SUBJECT: Ph.D. Proposal Presentation
   
BY: Linxi Shi
   
TIME: Wednesday, October 19, 2016, 1:00 p.m.
   
PLACE: Boggs, 3-47
   
TITLE: Quantitative Dedicated Cone Beam Breast CT Imaging
   
COMMITTEE: Dr. Lei Zhu, Chair (NRE/MP)
Dr. C.-K. Chris Wang (NRE/MP)
Dr. Justin Roper (NRE/MP/EMORY)
Dr. Xiangyang Tang (BME/EMORY)
Dr. John N. Aarsvold (EMORY)
 

SUMMARY

Recently, dedicated cone beam breast CT (CBBCT) has been approved by FDA to provide three-dimensional images for diagnostic breast imaging. Nevertheless, high scatter contamination stemming from large irradiation volume results in severe contrast lost and shading artifacts, impeding its quantitative uses in certain clinical tasks. Existing scatter correction methods demonstrate different drawbacks including low efficacy, dose or scan time increase, etc. In this work, we propose two scatter correction methods, library based and forward projection model based, to overcome the deficiencies while achieving high correction efficacy. In the library based method, a scatter library is precomputed via Monte Carlo simulation based on a simple breast model. Due to the relatively simple shape and composition, we find that a small library size with one input parameter of breast size is sufficient for effective scatter correction on general population. In the forward projection model based method, we first estimate primary signals of CBBCT projections via forward projection of the segmented first-pass reconstruction. By subtracting the simulated primary projection from the raw projection, we obtain a raw scatter estimate containing both low-frequency scatter and errors. After discarding untrusted errors from the resultant raw scatter map, the final scatter is obtained via a novel Fourier-Transform based local filtration algorithm. Both methods have demonstrated high correction efficacy on patient data, the library-based method is superior in computational efficiency while the forward projection model based method is more flexible.

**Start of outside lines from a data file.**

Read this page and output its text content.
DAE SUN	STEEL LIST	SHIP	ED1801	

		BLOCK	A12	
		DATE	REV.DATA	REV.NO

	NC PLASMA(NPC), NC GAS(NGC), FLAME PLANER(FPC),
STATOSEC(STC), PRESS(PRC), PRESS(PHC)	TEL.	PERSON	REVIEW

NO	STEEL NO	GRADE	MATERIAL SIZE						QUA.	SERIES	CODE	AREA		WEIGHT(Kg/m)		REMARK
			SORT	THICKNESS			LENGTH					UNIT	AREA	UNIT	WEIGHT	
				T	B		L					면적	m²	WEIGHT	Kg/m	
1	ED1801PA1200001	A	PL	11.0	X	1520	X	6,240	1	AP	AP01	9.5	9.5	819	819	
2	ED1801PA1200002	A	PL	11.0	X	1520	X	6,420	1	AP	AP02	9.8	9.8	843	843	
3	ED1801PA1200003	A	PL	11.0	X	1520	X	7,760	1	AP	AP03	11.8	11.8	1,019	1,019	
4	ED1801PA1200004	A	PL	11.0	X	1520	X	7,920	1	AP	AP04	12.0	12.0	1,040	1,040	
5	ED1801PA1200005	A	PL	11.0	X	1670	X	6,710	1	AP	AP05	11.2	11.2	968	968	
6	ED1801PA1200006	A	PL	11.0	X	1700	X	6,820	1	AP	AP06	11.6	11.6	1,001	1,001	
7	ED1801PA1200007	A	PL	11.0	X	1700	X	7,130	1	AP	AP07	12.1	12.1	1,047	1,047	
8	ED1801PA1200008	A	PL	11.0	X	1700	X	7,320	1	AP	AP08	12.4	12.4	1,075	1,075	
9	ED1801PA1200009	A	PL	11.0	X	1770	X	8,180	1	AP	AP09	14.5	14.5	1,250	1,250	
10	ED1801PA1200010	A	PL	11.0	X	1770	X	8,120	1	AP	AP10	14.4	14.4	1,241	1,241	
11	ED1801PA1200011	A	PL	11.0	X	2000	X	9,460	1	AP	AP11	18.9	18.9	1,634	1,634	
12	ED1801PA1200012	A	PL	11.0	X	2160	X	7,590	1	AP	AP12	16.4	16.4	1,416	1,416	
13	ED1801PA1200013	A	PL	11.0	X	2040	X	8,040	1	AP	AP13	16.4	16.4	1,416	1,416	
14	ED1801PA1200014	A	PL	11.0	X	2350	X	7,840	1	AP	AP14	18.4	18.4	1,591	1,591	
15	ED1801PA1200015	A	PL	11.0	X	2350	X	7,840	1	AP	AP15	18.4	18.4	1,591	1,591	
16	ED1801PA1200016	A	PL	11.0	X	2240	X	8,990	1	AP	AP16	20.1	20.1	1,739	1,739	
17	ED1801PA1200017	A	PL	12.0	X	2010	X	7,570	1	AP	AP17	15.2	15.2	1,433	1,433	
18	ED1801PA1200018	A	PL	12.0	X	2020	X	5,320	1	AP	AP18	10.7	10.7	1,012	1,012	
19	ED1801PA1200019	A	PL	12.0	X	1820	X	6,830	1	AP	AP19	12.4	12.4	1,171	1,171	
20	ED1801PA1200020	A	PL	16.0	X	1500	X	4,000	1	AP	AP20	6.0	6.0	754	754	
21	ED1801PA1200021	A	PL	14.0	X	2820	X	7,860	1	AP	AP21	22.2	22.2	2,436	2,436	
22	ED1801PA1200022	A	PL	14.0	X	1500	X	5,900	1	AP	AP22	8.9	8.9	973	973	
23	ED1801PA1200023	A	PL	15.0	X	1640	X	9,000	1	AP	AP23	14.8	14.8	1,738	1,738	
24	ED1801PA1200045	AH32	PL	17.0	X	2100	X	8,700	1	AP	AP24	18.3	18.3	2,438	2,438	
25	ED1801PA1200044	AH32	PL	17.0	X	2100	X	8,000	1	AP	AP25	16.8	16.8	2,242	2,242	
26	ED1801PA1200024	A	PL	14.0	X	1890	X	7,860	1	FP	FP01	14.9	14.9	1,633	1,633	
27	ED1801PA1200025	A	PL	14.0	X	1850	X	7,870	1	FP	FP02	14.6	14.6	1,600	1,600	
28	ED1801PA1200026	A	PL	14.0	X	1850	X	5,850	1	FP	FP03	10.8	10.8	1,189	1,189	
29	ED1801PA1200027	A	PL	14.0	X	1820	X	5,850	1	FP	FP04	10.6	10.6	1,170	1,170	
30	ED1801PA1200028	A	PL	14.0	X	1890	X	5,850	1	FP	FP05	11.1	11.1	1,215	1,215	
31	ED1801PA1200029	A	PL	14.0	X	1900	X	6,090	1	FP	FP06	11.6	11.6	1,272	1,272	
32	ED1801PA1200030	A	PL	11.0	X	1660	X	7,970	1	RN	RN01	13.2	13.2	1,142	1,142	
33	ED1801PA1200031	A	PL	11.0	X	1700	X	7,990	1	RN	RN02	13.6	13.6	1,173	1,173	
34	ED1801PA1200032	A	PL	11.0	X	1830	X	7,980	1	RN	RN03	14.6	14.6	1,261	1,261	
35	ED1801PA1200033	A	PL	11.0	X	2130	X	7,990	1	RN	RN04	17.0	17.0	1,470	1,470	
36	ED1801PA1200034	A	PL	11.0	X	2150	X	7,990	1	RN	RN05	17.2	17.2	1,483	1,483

Image-domain scatter correction methods are highly efficient and require no access to projection data. A second goal of this work is to improve the current image-domain methods for CBBCT scatter correction on both efficacy and computational efficiency. The proposed algorithm is inspired by an image-domain method for improving cone-beam CT in radiotherapy using high quality planning CT(pCT) as prior information. In diagnostic CBBCT imaging where the pCT is not available, we propose to first assign each voxel on CBBCT image three tissue probability indexes using a Fuzzy-C-Mean algorithm, the scatter errors induced by each tissue type are estimated by a weighted lowpass filtration. Preliminary results with two CBBCT patient data show that the method is effective on improving the uniformity of CBBCT image.